Dominique de Villepin et le retour à l'impersonnalité du discours
La période présente est celle de la fin de l’impersonnalité du discours.
Puisque celui qui me parle n’appartient plus à une élite crédible pour me dire de quoi demain sera fait ni pour apporter les réponses aux problèmes du présent qui le rendent manifestement impuissant, celui qui parle doit démontrer que sa vie personnelle porte suffisamment d’expériences multiples pour lui permettre de comprendre la diversité des situations susceptibles d’affecter autrui.
C’est la nouvelle proximité.
La tradition du discours français reposait sur l’intellectualisation. Comment intellectualiser ce que l’on ne connaît pas car l’avenir est perçu comme inconnu ?
Les citoyens s’en remettent moins aux mots. Ils aspirent à connaître l’identité de l’individu : ses expériences c'est-à-dire son histoire, ses échecs, ses succès, sa façon de vivre.
Tout ce qui « impliquant » et qui permet de se faire une idée sur un être.
Il importe donc de répondre à cette attente.
La conception péjorative de cette évolution consiste à la qualifier « d’infos people ». La réalité, c’est que le citoyen attend un nouveau style d’expression et de communication qui lui permette de mieux connaître celui qui le représente ou qui aspire à le représenter. C’est une revendication de sens au-delà des « discours officiels ».
« Par sa vie, cet individu peut-il comprendre la mienne, mes questions, mes doutes, mes aspirations ? » : c’est ce rapport impliquant qui est attendu.

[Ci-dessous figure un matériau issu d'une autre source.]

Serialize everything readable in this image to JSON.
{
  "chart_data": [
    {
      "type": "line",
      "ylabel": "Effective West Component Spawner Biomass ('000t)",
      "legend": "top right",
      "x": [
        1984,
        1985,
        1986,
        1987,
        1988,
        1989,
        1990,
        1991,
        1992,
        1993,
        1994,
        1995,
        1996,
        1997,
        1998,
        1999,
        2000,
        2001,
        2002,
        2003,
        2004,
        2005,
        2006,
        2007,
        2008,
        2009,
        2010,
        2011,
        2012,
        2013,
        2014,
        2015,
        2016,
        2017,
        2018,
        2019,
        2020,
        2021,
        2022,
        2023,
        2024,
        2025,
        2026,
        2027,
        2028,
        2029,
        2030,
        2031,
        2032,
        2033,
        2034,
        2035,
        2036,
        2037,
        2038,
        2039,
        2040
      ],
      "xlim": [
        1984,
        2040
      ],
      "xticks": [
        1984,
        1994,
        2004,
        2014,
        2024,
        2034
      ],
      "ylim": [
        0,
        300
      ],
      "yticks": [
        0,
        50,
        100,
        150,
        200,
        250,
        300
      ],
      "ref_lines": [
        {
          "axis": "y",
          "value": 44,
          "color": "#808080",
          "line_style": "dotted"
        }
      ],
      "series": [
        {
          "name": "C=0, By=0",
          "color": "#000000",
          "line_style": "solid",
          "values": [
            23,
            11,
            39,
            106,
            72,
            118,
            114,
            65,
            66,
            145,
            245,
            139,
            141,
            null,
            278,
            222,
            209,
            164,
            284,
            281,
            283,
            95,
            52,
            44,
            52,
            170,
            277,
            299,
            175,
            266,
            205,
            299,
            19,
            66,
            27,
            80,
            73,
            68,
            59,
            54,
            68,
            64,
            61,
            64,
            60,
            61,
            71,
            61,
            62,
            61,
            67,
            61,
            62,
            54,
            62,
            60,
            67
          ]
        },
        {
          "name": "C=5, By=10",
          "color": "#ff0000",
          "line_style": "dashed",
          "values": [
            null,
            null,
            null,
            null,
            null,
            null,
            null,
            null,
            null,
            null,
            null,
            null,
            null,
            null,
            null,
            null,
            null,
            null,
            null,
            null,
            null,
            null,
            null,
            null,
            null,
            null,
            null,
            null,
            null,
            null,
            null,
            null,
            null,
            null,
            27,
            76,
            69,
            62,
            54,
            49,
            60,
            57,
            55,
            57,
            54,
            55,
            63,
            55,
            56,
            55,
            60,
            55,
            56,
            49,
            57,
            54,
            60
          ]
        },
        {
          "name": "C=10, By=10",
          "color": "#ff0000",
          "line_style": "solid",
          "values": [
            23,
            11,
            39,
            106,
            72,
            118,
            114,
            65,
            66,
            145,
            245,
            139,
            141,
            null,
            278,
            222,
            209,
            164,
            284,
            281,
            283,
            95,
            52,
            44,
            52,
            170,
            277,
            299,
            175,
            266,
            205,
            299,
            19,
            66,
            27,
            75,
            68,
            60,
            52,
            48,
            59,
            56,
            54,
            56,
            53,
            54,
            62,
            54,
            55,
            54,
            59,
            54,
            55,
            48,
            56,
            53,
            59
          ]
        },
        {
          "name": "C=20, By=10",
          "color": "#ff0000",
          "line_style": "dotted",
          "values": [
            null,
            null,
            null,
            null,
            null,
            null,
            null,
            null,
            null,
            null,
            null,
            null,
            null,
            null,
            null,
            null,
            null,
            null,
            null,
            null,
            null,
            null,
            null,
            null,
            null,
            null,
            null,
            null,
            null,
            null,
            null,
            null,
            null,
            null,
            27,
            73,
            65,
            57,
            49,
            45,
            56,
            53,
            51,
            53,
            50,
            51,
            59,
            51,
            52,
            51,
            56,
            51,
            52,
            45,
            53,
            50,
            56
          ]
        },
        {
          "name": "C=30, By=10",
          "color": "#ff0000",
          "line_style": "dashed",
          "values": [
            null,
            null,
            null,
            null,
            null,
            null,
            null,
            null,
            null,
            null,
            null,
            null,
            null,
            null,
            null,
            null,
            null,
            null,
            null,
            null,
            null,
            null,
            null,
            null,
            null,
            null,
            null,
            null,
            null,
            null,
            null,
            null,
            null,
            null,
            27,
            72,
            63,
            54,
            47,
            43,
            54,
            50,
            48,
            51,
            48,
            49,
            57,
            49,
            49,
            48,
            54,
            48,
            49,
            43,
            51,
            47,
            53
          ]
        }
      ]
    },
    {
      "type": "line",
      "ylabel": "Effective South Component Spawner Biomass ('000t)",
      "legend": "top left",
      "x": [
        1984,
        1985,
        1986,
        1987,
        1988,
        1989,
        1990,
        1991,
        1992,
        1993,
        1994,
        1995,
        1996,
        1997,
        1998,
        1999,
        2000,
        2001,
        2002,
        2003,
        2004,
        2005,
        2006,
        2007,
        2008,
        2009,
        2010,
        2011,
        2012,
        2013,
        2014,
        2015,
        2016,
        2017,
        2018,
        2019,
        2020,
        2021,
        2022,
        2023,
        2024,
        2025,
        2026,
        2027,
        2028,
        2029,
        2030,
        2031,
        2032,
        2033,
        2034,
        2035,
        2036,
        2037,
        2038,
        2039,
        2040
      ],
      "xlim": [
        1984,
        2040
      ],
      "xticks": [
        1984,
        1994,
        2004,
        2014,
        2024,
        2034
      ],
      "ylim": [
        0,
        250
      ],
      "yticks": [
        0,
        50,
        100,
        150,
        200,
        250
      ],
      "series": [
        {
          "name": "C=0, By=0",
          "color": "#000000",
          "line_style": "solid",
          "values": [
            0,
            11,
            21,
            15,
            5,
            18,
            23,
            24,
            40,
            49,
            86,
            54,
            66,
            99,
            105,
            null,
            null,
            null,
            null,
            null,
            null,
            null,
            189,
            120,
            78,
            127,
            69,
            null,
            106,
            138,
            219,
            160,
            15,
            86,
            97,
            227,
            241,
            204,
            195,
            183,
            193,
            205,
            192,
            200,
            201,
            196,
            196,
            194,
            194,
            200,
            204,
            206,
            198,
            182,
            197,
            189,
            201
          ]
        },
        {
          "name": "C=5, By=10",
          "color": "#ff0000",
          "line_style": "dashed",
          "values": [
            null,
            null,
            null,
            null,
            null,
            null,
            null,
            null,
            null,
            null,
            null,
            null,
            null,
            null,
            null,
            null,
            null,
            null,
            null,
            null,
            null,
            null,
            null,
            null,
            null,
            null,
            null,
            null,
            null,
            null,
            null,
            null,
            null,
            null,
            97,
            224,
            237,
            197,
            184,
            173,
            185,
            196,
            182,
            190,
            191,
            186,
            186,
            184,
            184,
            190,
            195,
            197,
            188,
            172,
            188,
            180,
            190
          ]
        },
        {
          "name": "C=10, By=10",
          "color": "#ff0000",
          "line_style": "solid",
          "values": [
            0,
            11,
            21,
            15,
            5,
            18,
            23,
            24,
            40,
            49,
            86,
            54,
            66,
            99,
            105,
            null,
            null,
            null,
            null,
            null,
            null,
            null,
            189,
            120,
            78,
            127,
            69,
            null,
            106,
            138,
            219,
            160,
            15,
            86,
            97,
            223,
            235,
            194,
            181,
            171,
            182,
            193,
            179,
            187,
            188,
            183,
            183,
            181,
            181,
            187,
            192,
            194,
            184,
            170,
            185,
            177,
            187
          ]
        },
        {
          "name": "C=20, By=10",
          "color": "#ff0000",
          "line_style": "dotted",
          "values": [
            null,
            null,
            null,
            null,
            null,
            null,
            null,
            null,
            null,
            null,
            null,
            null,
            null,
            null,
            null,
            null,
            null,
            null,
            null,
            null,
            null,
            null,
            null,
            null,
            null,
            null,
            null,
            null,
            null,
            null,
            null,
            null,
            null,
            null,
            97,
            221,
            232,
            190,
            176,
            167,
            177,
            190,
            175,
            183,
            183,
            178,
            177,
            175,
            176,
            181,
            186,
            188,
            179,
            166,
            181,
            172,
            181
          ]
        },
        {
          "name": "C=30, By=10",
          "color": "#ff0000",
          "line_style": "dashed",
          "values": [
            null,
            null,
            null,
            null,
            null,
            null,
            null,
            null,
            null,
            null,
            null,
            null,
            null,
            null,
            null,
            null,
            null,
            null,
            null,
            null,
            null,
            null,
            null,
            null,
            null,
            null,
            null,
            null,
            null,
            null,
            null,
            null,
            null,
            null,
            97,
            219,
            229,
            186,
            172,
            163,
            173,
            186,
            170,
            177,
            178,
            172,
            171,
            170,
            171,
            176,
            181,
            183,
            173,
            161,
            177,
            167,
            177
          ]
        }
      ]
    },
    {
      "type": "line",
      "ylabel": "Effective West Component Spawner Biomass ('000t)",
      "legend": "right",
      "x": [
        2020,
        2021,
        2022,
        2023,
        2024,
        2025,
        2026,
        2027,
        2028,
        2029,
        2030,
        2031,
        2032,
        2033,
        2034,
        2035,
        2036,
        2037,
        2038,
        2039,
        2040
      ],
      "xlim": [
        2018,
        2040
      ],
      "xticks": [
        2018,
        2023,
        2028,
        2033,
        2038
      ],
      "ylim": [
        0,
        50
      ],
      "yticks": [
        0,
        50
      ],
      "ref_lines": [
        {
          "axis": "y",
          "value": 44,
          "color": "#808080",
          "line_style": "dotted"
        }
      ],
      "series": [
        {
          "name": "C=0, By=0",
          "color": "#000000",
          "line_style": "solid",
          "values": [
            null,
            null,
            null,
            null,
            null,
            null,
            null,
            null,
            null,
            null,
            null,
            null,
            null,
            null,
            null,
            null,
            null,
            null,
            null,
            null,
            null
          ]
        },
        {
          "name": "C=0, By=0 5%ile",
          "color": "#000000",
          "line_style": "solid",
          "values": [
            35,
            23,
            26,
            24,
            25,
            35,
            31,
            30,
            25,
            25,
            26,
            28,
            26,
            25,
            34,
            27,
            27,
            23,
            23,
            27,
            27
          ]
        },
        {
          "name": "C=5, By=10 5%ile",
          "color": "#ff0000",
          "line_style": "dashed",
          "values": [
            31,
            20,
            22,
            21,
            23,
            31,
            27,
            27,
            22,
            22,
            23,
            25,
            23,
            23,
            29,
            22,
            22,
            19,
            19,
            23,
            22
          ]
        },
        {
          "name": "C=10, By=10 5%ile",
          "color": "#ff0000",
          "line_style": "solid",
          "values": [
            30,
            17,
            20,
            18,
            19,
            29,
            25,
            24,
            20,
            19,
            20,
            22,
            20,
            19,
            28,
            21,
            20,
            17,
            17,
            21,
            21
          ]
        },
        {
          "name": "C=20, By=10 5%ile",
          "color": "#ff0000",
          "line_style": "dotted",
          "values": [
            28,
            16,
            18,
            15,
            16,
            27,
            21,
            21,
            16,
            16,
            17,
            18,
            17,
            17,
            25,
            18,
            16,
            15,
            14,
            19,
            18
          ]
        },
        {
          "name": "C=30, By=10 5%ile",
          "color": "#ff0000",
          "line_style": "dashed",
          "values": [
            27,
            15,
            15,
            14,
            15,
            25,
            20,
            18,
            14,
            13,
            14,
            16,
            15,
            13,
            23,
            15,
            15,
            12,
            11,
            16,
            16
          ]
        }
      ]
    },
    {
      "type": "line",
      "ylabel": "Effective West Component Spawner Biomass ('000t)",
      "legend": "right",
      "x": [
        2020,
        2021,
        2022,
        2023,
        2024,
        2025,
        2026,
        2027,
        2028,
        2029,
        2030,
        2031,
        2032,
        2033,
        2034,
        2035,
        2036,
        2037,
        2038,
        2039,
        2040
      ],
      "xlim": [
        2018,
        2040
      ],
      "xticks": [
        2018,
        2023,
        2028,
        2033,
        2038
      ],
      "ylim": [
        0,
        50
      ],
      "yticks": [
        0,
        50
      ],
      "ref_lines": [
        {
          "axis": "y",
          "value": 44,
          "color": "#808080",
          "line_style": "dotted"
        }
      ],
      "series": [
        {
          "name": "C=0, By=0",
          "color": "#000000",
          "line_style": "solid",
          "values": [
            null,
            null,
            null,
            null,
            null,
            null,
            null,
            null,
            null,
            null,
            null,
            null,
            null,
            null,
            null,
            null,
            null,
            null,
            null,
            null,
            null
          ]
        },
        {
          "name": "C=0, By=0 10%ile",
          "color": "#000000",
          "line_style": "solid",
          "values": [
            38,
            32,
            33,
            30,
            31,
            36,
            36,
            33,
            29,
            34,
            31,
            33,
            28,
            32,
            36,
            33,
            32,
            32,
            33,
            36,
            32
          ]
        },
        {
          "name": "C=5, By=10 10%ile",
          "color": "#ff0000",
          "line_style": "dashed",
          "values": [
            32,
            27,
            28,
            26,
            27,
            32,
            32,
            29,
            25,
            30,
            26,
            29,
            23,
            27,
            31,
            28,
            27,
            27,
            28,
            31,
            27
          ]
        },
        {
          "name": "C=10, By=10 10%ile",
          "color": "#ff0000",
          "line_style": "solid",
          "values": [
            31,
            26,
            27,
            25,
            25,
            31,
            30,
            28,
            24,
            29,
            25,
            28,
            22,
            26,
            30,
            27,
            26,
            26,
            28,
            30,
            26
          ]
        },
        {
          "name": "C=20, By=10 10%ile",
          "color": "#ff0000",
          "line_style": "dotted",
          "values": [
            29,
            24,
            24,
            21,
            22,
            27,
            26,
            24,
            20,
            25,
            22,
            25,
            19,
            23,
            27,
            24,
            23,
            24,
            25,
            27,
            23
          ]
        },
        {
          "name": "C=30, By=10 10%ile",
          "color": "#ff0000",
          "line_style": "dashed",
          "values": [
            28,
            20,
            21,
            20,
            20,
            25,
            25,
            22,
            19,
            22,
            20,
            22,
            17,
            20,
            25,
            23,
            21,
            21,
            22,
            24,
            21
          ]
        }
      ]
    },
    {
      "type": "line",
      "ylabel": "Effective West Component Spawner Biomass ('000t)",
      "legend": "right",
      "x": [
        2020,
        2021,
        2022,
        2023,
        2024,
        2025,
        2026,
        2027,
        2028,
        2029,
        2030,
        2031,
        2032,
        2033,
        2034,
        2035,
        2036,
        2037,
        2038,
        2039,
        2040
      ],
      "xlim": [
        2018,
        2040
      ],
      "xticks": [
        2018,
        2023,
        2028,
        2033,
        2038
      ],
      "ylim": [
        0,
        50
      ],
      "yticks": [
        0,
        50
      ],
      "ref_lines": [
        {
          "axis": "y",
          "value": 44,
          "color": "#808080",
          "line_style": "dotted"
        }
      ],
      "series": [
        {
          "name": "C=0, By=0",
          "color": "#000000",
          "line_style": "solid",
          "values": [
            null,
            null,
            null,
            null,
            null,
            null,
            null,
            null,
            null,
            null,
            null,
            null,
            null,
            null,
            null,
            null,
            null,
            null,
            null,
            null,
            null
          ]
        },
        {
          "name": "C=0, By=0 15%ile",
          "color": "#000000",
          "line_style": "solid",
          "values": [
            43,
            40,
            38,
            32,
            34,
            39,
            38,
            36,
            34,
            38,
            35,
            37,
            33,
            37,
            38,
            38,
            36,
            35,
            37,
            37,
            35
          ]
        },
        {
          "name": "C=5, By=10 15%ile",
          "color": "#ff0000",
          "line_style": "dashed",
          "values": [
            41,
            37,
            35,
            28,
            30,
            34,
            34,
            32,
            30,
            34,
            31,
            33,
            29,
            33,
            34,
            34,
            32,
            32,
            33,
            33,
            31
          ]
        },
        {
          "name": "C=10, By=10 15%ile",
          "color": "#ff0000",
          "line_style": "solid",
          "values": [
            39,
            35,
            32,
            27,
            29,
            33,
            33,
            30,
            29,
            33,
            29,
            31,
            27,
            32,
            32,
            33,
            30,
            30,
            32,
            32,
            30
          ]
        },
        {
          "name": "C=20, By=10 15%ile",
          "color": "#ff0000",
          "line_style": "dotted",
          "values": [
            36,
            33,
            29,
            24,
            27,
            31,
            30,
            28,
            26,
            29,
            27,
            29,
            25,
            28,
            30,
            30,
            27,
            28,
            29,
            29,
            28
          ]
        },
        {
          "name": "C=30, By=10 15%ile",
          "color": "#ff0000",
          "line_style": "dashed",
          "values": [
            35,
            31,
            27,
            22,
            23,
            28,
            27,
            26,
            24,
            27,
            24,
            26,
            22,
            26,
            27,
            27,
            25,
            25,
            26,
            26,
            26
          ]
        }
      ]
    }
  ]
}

Dans un monde complexe et contradictoire, cette observation est un vrai facteur d’explication d’un être que les citoyens cherchent à d’autant plus comprendre que les idéologies sont vides de sens.
Il n'y a d'ailleurs que peu de hasard dans les chiffres.
En pleine tourmente de Clearstream, Dominique de Villepin était à 8 % dans les sondages. Il "mouillait" la chemise, prenait des coups, les rendait, serrait les coudes avec toute sa famille à ses côtés. Il donnait le sentiment de jouer son honneur et le feuilleton Clearstream parlait à l'opinion qui découvrait des nouveaux tempéraments.
Actuellement l'ancien Premier Ministre est revenu à l'expression du "grand oral" de l'ENA avec une pointe de détachement ou d'ironie qui ajoute de la distance à la distance.
Aucun présidentiable français n'est encore parvenu à sortir de l'impersonnalité des discours. C'est aujourd'hui la différence majeure avec l'approche américaine. C'est la vie par le discours qui permet l'implication : parler de sa vie pour parler de la vie des autres.